A Proof that Using Crossover Can Guarantee Exponential Speed-Ups in Evolutionary Multi-Objective Optimisation

Evolutionary algorithms are popular algorithms for multiobjective optimisation (also called Pareto optimisation) as they use a population to store trade-offs between different objectives. Despite their popularity, the theoretical foundation of multiobjective evolutionary optimisation (EMO) is still in its early development. Fundamental questions such as the benefits of the crossover operator are still not fully understood.

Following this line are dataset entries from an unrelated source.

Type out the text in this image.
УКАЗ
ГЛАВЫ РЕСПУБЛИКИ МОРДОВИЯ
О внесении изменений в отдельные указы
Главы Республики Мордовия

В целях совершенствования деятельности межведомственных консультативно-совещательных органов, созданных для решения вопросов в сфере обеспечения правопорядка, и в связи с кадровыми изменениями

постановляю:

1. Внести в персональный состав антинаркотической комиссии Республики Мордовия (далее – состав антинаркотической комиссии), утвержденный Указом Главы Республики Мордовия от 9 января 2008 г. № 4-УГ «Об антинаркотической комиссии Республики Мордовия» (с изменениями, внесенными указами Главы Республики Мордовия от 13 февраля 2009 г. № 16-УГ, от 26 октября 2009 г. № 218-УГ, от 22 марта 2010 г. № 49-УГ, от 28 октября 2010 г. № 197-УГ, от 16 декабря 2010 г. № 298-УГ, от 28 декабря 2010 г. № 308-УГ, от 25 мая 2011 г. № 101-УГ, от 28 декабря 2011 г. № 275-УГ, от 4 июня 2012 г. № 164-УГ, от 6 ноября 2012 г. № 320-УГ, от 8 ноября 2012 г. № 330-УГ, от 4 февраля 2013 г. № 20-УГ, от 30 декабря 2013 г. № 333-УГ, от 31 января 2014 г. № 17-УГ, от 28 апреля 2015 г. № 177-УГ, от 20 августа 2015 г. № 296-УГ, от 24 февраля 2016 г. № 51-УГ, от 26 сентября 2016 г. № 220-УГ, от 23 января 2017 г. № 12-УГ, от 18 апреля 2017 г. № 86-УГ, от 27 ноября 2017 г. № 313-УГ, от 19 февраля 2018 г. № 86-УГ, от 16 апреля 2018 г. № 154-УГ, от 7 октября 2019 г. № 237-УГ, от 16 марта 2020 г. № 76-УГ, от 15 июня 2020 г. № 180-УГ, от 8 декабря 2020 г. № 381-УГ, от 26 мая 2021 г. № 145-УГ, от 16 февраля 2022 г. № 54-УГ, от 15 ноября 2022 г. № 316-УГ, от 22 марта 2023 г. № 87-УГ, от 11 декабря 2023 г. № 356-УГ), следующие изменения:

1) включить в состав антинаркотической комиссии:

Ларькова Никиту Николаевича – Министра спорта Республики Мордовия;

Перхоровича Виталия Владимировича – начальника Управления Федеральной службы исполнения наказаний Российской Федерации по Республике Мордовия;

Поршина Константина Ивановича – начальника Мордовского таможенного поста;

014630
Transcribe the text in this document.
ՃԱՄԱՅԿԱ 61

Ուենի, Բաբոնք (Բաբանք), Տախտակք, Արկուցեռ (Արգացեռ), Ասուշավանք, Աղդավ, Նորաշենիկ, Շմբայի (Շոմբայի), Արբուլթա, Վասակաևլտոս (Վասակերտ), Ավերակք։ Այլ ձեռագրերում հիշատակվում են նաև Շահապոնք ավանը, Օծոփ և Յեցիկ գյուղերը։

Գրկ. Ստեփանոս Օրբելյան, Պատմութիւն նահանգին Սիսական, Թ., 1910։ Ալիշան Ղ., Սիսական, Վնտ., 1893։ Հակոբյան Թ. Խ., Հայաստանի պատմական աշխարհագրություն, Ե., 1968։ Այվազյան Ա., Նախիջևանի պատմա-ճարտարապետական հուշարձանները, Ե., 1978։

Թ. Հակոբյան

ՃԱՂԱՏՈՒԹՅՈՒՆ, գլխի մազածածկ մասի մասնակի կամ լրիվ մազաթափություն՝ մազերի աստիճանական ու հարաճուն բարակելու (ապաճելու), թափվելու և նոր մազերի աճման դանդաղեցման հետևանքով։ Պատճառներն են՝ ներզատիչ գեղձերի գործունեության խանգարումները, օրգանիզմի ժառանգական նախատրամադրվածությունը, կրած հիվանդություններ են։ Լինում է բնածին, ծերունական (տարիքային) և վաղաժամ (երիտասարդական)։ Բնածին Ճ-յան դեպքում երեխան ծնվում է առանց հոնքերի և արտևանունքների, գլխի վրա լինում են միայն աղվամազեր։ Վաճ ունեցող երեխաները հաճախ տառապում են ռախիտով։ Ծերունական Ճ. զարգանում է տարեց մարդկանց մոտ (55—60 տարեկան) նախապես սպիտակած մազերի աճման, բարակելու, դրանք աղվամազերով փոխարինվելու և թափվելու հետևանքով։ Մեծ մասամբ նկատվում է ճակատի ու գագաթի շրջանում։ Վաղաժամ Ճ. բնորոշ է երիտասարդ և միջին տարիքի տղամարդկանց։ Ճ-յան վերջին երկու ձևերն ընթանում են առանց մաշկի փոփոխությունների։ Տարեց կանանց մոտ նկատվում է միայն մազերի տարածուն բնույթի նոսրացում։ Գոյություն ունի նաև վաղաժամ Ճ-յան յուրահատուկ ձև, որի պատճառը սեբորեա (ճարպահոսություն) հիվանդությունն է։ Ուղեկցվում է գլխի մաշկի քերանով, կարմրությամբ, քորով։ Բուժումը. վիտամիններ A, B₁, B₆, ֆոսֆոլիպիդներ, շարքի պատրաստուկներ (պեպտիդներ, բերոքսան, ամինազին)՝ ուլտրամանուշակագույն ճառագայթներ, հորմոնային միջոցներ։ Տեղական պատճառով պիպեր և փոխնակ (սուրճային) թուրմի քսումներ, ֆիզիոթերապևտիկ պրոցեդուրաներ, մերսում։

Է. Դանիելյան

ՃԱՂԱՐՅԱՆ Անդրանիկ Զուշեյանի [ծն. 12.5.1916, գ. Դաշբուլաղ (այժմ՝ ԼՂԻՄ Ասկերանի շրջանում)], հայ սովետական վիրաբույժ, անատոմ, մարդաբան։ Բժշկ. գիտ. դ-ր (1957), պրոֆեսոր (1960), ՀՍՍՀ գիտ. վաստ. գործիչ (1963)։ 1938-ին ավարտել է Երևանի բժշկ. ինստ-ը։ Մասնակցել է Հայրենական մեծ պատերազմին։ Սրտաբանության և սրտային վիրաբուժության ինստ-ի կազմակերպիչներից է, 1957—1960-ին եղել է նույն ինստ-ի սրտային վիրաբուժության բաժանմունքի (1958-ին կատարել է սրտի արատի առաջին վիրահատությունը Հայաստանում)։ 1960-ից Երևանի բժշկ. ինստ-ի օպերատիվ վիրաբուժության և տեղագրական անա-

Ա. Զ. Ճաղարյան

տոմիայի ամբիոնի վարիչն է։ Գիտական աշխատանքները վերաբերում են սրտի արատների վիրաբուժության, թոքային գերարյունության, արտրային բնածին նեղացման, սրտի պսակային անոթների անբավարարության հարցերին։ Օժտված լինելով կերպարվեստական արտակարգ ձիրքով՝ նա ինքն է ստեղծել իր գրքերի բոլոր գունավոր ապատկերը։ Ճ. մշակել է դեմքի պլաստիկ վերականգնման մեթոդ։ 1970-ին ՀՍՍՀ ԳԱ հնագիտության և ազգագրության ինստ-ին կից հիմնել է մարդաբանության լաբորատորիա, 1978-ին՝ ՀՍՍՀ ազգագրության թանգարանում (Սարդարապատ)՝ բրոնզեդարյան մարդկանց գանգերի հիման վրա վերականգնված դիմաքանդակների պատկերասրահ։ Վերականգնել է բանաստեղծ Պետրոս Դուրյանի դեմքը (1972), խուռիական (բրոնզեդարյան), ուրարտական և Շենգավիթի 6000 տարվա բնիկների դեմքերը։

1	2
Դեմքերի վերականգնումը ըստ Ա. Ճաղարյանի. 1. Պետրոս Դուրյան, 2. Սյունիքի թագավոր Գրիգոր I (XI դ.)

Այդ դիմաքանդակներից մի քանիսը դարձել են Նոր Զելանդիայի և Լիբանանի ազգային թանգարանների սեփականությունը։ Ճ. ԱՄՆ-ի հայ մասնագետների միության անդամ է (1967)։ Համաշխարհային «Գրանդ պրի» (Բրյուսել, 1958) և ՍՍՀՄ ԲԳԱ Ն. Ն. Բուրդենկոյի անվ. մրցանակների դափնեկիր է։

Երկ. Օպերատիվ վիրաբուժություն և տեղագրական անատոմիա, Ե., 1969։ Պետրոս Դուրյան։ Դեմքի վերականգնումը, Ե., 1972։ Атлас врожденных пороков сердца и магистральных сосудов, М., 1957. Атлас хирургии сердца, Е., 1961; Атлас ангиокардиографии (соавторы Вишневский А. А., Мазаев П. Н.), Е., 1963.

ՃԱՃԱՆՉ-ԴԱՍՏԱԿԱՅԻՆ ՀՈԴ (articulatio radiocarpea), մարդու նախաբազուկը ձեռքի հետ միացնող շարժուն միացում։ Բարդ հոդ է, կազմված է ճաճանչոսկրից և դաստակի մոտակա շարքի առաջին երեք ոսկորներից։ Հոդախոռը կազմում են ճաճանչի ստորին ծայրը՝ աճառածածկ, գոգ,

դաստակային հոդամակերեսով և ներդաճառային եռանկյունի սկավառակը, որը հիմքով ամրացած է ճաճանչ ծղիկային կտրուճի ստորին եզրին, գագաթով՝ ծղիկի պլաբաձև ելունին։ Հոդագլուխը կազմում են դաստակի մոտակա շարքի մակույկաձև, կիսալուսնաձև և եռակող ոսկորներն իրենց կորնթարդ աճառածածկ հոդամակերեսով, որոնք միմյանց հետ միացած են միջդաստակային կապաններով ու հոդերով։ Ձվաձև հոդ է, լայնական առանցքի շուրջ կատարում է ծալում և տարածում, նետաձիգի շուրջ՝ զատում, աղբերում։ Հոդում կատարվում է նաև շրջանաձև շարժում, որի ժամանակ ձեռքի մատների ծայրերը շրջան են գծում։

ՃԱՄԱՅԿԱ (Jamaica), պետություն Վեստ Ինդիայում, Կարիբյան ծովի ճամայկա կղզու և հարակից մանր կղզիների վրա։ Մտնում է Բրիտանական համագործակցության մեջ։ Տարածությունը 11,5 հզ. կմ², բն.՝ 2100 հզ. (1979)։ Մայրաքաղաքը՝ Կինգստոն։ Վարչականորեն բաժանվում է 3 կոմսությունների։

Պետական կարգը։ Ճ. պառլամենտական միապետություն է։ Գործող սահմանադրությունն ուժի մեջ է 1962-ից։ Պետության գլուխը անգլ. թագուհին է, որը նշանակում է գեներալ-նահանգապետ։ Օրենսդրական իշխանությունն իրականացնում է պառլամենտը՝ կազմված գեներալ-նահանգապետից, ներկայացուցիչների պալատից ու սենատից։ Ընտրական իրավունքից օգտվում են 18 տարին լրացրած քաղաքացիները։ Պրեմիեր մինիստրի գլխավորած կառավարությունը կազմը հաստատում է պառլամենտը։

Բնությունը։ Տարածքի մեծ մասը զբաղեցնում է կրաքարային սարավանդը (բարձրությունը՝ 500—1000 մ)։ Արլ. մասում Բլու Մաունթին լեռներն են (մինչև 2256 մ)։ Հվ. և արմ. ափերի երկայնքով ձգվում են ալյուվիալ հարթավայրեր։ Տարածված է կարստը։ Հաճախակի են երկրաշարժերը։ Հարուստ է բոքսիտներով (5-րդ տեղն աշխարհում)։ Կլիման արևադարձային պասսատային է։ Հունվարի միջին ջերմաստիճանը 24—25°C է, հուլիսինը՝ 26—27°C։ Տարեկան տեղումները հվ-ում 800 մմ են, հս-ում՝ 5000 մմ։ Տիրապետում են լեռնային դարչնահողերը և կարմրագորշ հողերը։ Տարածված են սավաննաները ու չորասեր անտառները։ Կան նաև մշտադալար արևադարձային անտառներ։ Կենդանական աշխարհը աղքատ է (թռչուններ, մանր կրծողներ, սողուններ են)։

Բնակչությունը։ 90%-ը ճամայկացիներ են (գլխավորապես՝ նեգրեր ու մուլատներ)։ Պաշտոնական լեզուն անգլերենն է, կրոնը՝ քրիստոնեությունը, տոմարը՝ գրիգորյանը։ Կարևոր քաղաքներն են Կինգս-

We provide a theoretical analysis of well-known EMO algorithms GSEMO and NSGA-II to showcase the possible advantages of crossover. We propose a class of problems on which these EMO algorithms using crossover find the Pareto set in expected polynomial time. In sharp contrast, they and many other EMO algorithms without crossover require exponential time to even find a single Pareto-optimal point. This is the first example of an exponential performance gap through the use of crossover for the widely used NSGA-II algorithm.